4.3. Normative value orientations

The third theme refers to the need to reflexively articulate and reflect upon professionals’ normative value orientations and social positions, that inform the public mandate of social work and underpin (participatory) practice, education, and research. Social justice and human rights are internationally recognized as normative principles and overarching value orientations of social work, including health and social care (IFSW, 2014; Vandekinderen et al., 2019; Feryn et al., 2021). The concept of social justice acknowledges the systemic inequalities and power relationships in our society (such as class, gender, race, age and disability), which can result in an unfair distribution of resources and power. However, social justice cannot be understood purely in redistributive terms (Dewanckel et al., 2021), but also examines how social structures and actors recognize some people and oppress others (Kam, 2014).

Health and social care workers are thus never value-neutral or free of engagement, but instead they rely on a social justice orientation as a reference point of their thinking and acting. Being socially marked by a historical, biographical and structural location makes it impossible to structure their work away from their professional power and discretion (Roose, Roets & Bouverne-De Bie, 2013).
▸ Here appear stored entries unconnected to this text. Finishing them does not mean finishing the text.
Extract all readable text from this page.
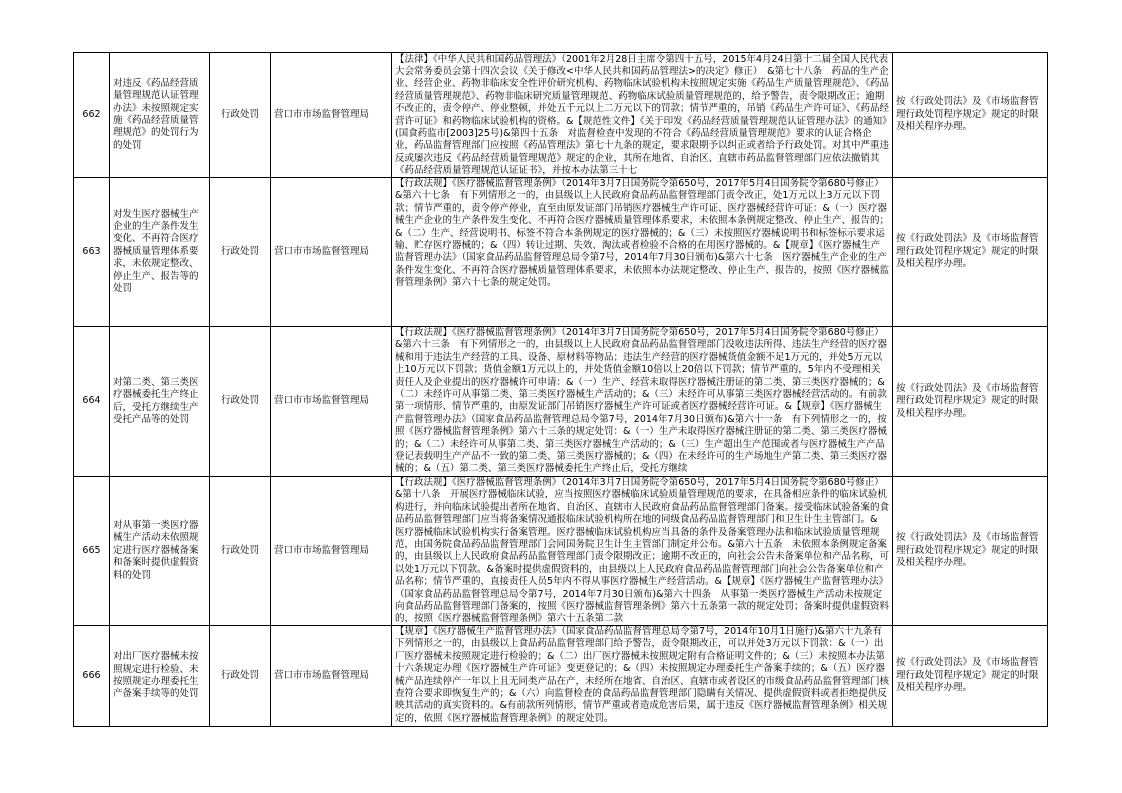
662	对违反《药品经营质量管理规范认证管理办法》未按照规定实施《药品经营质量管理规范》的处罚行为的处罚	行政处罚	营口市市场监督管理局	【法律】《中华人民共和国药品管理法》（2001年2月28日主席令第四十五号，2015年4月24日第十二届全国人民代表大会常务委员会第十四次会议《关于修改<中华人民共和国药品管理法>的决定》修正）　&第七十八条　药品的生产企业、经营企业、药物非临床安全性评价研究机构、药物临床试验机构未按照规定实施《药品生产质量管理规范》、《药品经营质量管理规范》、药物非临床研究质量管理规范、药物临床试验质量管理规范的，给予警告，责令限期改正；逾期不改正的，责令停产、停业整顿，并处五千元以上二万元以下的罚款；情节严重的，吊销《药品生产许可证》、《药品经营许可证》和药物临床试验机构的资格。&【规范性文件】《关于印发《药品经营质量管理规范认证管理办法》的通知》(国食药监市[2003]25号)&第四十五条　对监督检查中发现的不符合《药品经营质量管理规范》要求的认证合格企业，药品监督管理部门应按照《药品管理法》第七十九条的规定，要求限期予以纠正或者给予行政处罚。对其中严重违反或屡次违反《药品经营质量管理规范》规定的企业，其所在地省、自治区、直辖市药品监督管理部门应依法撤销其《药品经营质量管理规范认证证书》，并按本办法第三十七	按《行政处罚法》及《市场监督管理行政处罚程序规定》规定的时限及相关程序办理。
663	对发生医疗器械生产企业的生产条件发生变化、不再符合医疗器械质量管理体系要求，未依规定整改、停止生产、报告等的处罚	行政处罚	营口市市场监督管理局	【行政法规】《医疗器械监督管理条例》（2014年3月7日国务院令第650号，2017年5月4日国务院令第680号修正）&第六十七条　有下列情形之一的，由县级以上人民政府食品药品监督管理部门责令改正，处1万元以上3万元以下罚款；情节严重的，责令停产停业，直至由原发证部门吊销医疗器械生产许可证、医疗器械经营许可证：&（一）医疗器械生产企业的生产条件发生变化、不再符合医疗器械质量管理体系要求，未依照本条例规定整改、停止生产、报告的；&（二）生产、经营说明书、标签不符合本条例规定的医疗器械的；&（三）未按照医疗器械说明书和标签标示要求运输、贮存医疗器械的；&（四）转让过期、失效、淘汰或者检验不合格的在用医疗器械的。&【规章】《医疗器械生产监督管理办法》（国家食品药品监督管理总局令第7号，2014年7月30日颁布)&第六十七条　医疗器械生产企业的生产条件发生变化、不再符合医疗器械质量管理体系要求，未依照本办法规定整改、停止生产、报告的，按照《医疗器械监督管理条例》第六十七条的规定处罚。	按《行政处罚法》及《市场监督管理行政处罚程序规定》规定的时限及相关程序办理。
664	对第二类、第三类医疗器械委托生产终止后，受托方继续生产受托产品等的处罚	行政处罚	营口市市场监督管理局	【行政法规】《医疗器械监督管理条例》（2014年3月7日国务院令第650号，2017年5月4日国务院令第680号修正）&第六十三条　有下列情形之一的，由县级以上人民政府食品药品监督管理部门没收违法所得、违法生产经营的医疗器械和用于违法生产经营的工具、设备、原材料等物品；违法生产经营的医疗器械货值金额不足1万元的，并处5万元以上10万元以下罚款；货值金额1万元以上的，并处货值金额10倍以上20倍以下罚款；情节严重的，5年内不受理相关责任人及企业提出的医疗器械许可申请：&（一）生产、经营未取得医疗器械注册证的第二类、第三类医疗器械的；&（二）未经许可从事第二类、第三类医疗器械生产活动的；&（三）未经许可从事第三类医疗器械经营活动的。有前款第一项情形、情节严重的，由原发证部门吊销医疗器械生产许可证或者医疗器械经营许可证。&【规章】《医疗器械生产监督管理办法》（国家食品药品监督管理总局令第7号，2014年7月30日颁布)&第六十一条　有下列情形之一的，按照《医疗器械监督管理条例》第六十三条的规定处罚：&（一）生产未取得医疗器械注册证的第二类、第三类医疗器械的；&（二）未经许可从事第二类、第三类医疗器械生产活动的；&（三）生产超出生产范围或者与医疗器械生产产品登记表载明生产产品不一致的第二类、第三类医疗器械的；&（四）在未经许可的生产场地生产第二类、第三类医疗器械的；&（五）第二类、第三类医疗器械委托生产终止后，受托方继续	按《行政处罚法》及《市场监督管理行政处罚程序规定》规定的时限及相关程序办理。
665	对从事第一类医疗器械生产活动未依照规定进行医疗器械备案和备案时提供虚假资料的处罚	行政处罚	营口市市场监督管理局	【行政法规】《医疗器械监督管理条例》（2014年3月7日国务院令第650号，2017年5月4日国务院令第680号修正）&第十八条　开展医疗器械临床试验，应当按照医疗器械临床试验质量管理规范的要求，在具备相应条件的临床试验机构进行，并向临床试验提出者所在地省、自治区、直辖市人民政府食品药品监督管理部门备案。接受临床试验备案的食品药品监督管理部门应当将备案情况通报临床试验机构所在地的同级食品药品监督管理部门和卫生计生主管部门。&　　医疗器械临床试验机构实行备案管理。医疗器械临床试验机构应当具备的条件及备案管理办法和临床试验质量管理规范，由国务院食品药品监督管理部门会同国务院卫生计生主管部门制定并公布。&第六十五条　未依照本条例规定备案的，由县级以上人民政府食品药品监督管理部门责令限期改正；逾期不改正的，向社会公告未备案单位和产品名称，可以处1万元以下罚款。&备案时提供虚假资料的，由县级以上人民政府食品药品监督管理部门向社会公告备案单位和产品名称；情节严重的，直接责任人员5年内不得从事医疗器械生产经营活动。&【规章】《医疗器械生产监督管理办法》（国家食品药品监督管理总局令第7号，2014年7月30日颁布)&第六十四条　从事第一类医疗器械生产活动未按规定向食品药品监督管理部门备案的，按照《医疗器械监督管理条例》第六十五条第一款的规定处罚；备案时提供虚假资料的，按照《医疗器械监督管理条例》第六十五条第二款	按《行政处罚法》及《市场监督管理行政处罚程序规定》规定的时限及相关程序办理。
666	对出厂医疗器械未按照规定进行检验、未按照规定办理委托生产备案手续等的处罚	行政处罚	营口市市场监督管理局	【规章】《医疗器械生产监督管理办法》（国家食品药品监督管理总局令第7号，2014年10月1日施行)&第六十九条有下列情形之一的，由县级以上食品药品监督管理部门给予警告，责令限期改正，可以并处3万元以下罚款：&（一）出厂医疗器械未按照规定进行检验的；&（二）出厂医疗器械未按照规定附有合格证明文件的；&（三）未按照本办法第十六条规定办理《医疗器械生产许可证》变更登记的；&（四）未按照规定办理委托生产备案手续的；&（五）医疗器械产品连续停产一年以上且无同类产品在产，未经所在地省、自治区、直辖市或者设区的市级食品药品监督管理部门核查符合要求即恢复生产的；&（六）向监督检查的食品药品监督管理部门隐瞒有关情况、提供虚假资料或者拒绝提供反映其活动的真实资料的。&有前款所列情形，情节严重或者造成危害后果，属于违反《医疗器械监督管理条例》相关规定的，依照《医疗器械监督管理条例》的规定处罚。	按《行政处罚法》及《市场监督管理行政处罚程序规定》规定的时限及相关程序办理。
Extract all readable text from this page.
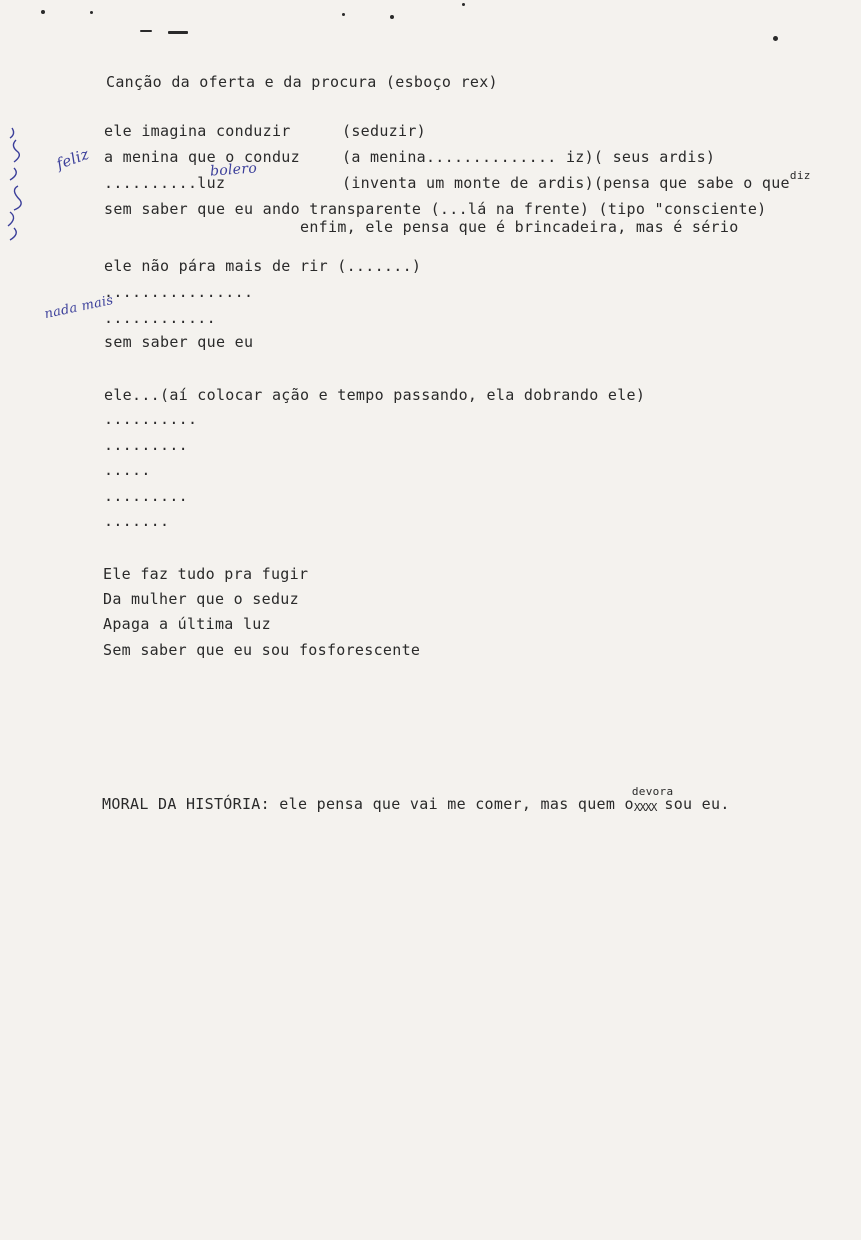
Canção da oferta e da procura (esboço rex)
ele imagina conduzir	(seduzir)
a menina que o conduz	(a menina.............. iz)( seus ardis)
..........luz	(inventa um monte de ardis)(pensa que sabe o que$^{diz}$
sem saber que eu ando transparente (...lá na frente) (tipo "consciente)
enfim, ele pensa que é brincadeira, mas é sério
ele não pára mais de rir (.......)
................
............
sem saber que eu
ele...(aí colocar ação e tempo passando, ela dobrando ele)
..........
.........
.....
.........
.......
Ele faz tudo pra fugir
Da mulher que o seduz
Apaga a última luz
Sem saber que eu sou fosforescente
MORAL DA HISTÓRIA: ele pensa que vai me comer, mas quem oXXXX
devora
sou eu.
feliz	bolero
nada mais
The vital question is thus how we can enable current and future health and social care workers to reflexively deal with their own underlying values and position (for example, related to class, gender, ethnicity, disability,...), and work through the motions of their own stereotypes and judgments.


The recent study of McCartan et al. (2022) involves a comparative survey across six universities in Ireland delivering social work education both North and South. It provides insights into the demographics, motivations, beliefs, and aspirations of the social work student cohort and highlights some areas for the provision of support and learning for current and future students. If social work educators can better understand students’ demographic characteristics, experiences, and motivating factors then the design and delivery of programs can be improved and tailored to: meet the learning needs of students; address pastoral issues; more effectively prepare students for practice; and so provide more effective interventions for service users (Christie & Kruk, 1998; McCartan et al., 2022). An ongoing issue for the profession is the demographic representativeness of the cohort as they enter the workforce. Social work remains a mostly white, female, middle-class occupation, this continues to challenge the academic institutions and the profession. These findings suggest that institutions, programmes, and the wider social work community needs to further challenge such demographic imbalances. Positively, students across all the institutions are motivated by social justice principles and the prospect of influencing social change and justice. It is important that this commitment continues to be a fundamental part of social work education.  It is thus crucial that social work educators understand the personal and family lives of students and the belief systems that have motivated them to become professionals and continue to support the aspirations of those wishing to become social workers and providing them with the skills, experiences, and opportunities to fight oppression and help others. 


The recent survey study by Kallio, Blomberg & Kroll (2021) involves students at all six universities delivering social work education in Finland. It provides insights into Finnish social work students’ career choice motives that may be of importance for understanding students’ expectations of their social work studies and their professional development. Three value-orientations behind students’ career choices were found: 1) ideological and internal motives, such as a desire to help people in disadvantaged situations and conditions and contributing to solving societal problems and grievances 2) external motives, such as career prospects and 3) personal experiences of social problems. From an educational and professional perspective, all of these orientations are needed: students who embrace the above internal motives are needed in order to influence social change and justice, while students who (also) consider career prospects as an important motive may be particularly keen on influencing social workers’ working conditions and position in society. Social workers that, in turn, have personal experiences of social problems might provide insights as experience experts, at least in a broad sense, both during and after education. The study also brings to the fore the importance of considering who is admitted into to social work education at universities, a factor heavily affected by general national educational policies: the increasing priority that has been given to applicants’ grades in upper secondary school leaving certificates, seems to result in a less diversified composition of (social work) students, when it comes to factors related to (social) background, various types of earlier life experiences etc. This development and its various potential consequences, e.g., for the motives behind becoming a social worker, is something to be acknowledged and discussed by various involved institutional levels. Considering that while (also) most Finnish social work students embrace internal/ideological career motives, they tend to do so especially at the beginning of their studies, while more senior  students, often already working in the field, do not emphasize motives related to social justice to the same degree, which seems to be due to ‘social work realities’ and working conditions. Thus, social work educators face a challenge in preparing students for practice in a way that upholds the commitment to value orientations central to social work.

Critical questions for reflexivity

  • In which way can educational institutions play a structural role in immersing social work students in social realities that stretch their comfort zone? How can you create structural and sustainable relations with the social vicinity of your educational institution as part of educating students’ reflexive skills? How can this relationship be participative/reciprocal?